Raid 5 is less efficient on normal spinning hard disks (HDD) because it increases the number of random I/O operations. Writing small amounts of data more frequently results in slower performance than when writing larger amounts of data sequentially.
Conversely, SSDs can write random smaller blocks of data more efficiently. What’s more important though is knowing the total amount of data written to the drive.
A parity drive is a hard drive used in a RAID array to provide fault tolerance. For example, RAID 5 uses a parity drive to create a system that is both fault tolerant and, because of data striping, fast. One way to implement a parity drive in a RAID array is to use the exclusive or, or XOR, function.

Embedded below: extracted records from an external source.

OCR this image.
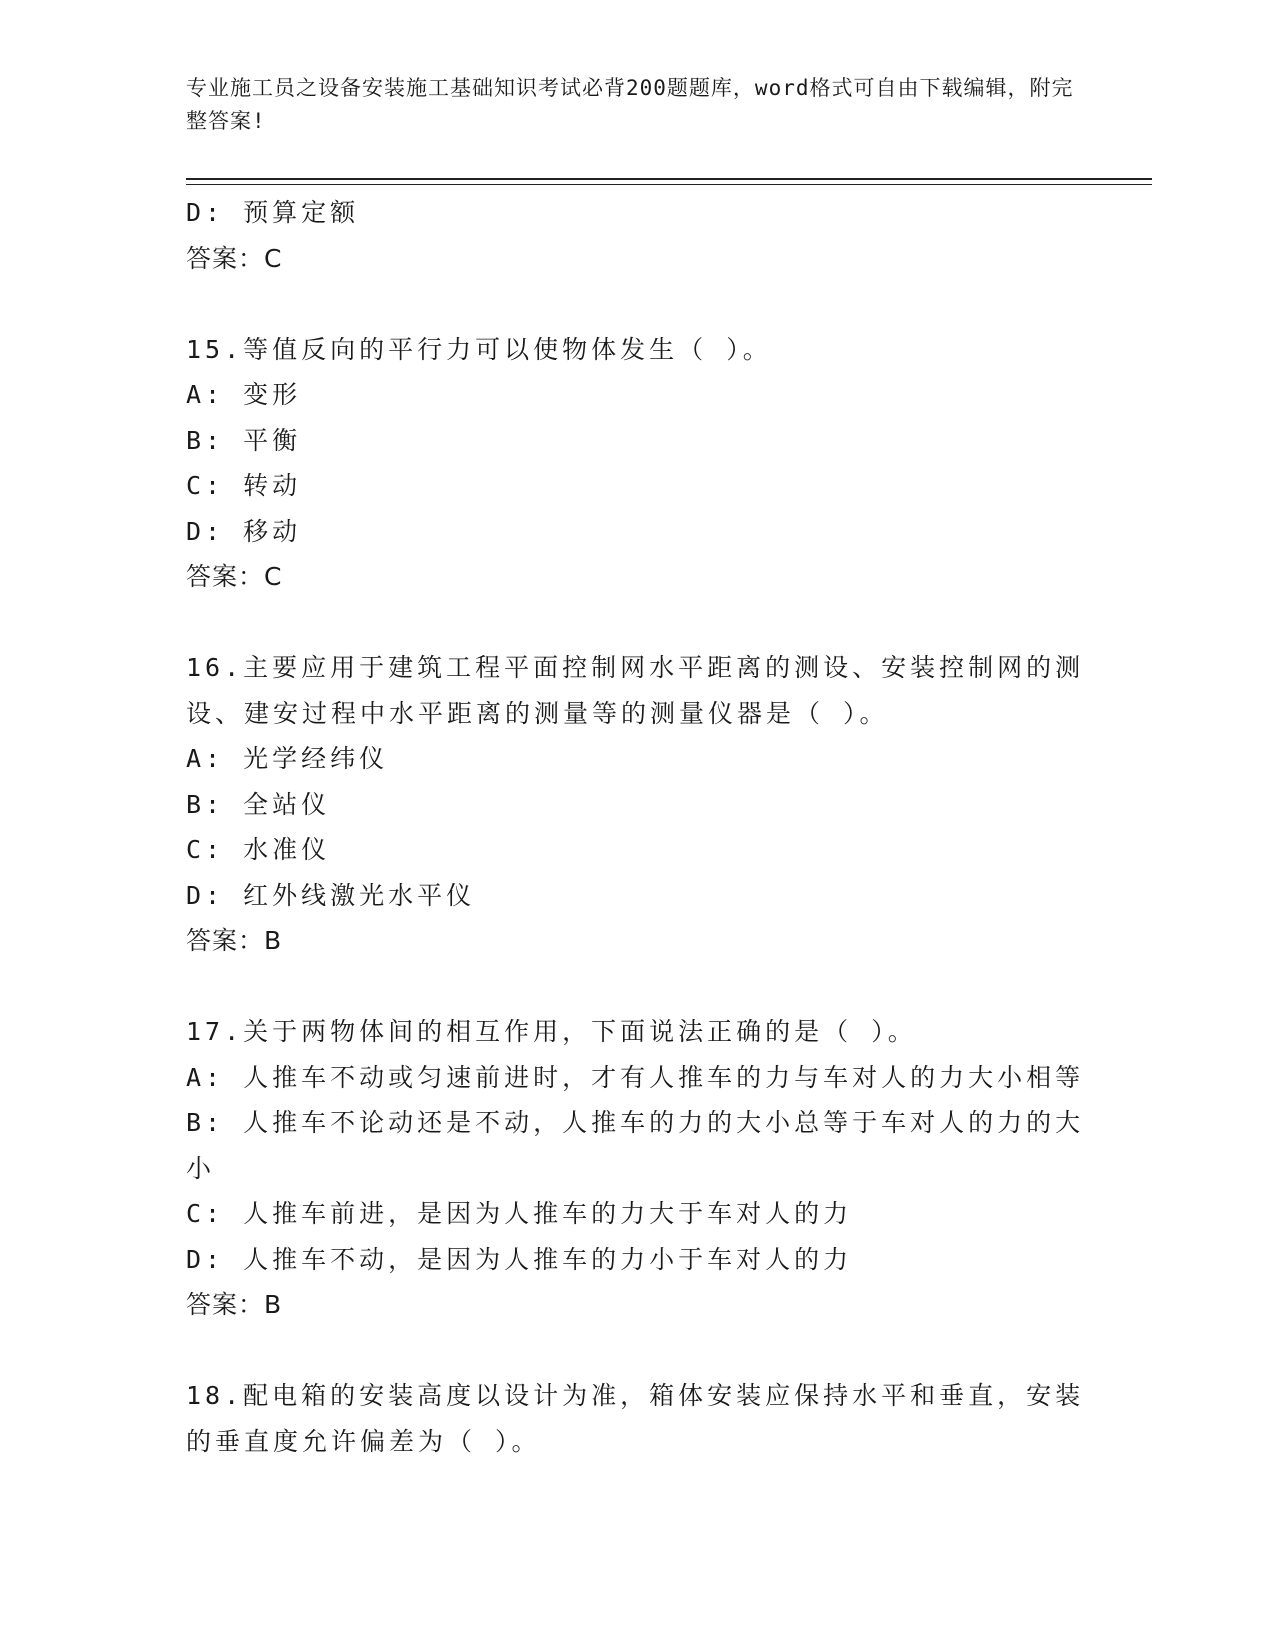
专业施工员之设备安装施工基础知识考试必背200题题库，word格式可自由下载编辑，附完整答案!
D: 预算定额
答案：C
15.等值反向的平行力可以使物体发生（ ）。
A: 变形
B: 平衡
C: 转动
D: 移动
答案：C
16.主要应用于建筑工程平面控制网水平距离的测设、安装控制网的测
设、建安过程中水平距离的测量等的测量仪器是（ ）。
A: 光学经纬仪
B: 全站仪
C: 水准仪
D: 红外线激光水平仪
答案：B
17.关于两物体间的相互作用，下面说法正确的是（ ）。
A: 人推车不动或匀速前进时，才有人推车的力与车对人的力大小相等
B: 人推车不论动还是不动，人推车的力的大小总等于车对人的力的大
小
C: 人推车前进，是因为人推车的力大于车对人的力
D: 人推车不动，是因为人推车的力小于车对人的力
答案：B
18.配电箱的安装高度以设计为准，箱体安装应保持水平和垂直，安装
的垂直度允许偏差为（ ）。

Disk striping is the process of dividing a body of data into blocks and spreading the data blocks across multiple storage devices, such as hard disks or solid-state drives (SSDs). A stripe consists of the data divided across the set of hard disks or SSDs, and a striped unit, or strip, that refers to the data slice on an individual drive.
Writing hard amounts of data to the array at once
With RAID 5, you’re not writing the data five times over – it’s actually 1.25 times in total with ¼ to each of four drives and the additional to the fifth drive for parity. This helps improve data recovery.
With RAID 10, all of the data is mirrored, so when using four drives, ½ of the available write bandwidth is utilized to store copies of your data.
RAID 10 is more efficient in that it’s able to keep the drives active (at a maximum) more so than RAID 5. However, for maximum performance (actual writing speed), RAID 5 is better because less time is used storing information that is redundant.
If you’re testing efficiency between these two types of RAID configurations, be aware that your results will vary depending on the type of test data you’re utilizing. A single threaded test will produce different results than say, running multiple simultaneous write threads.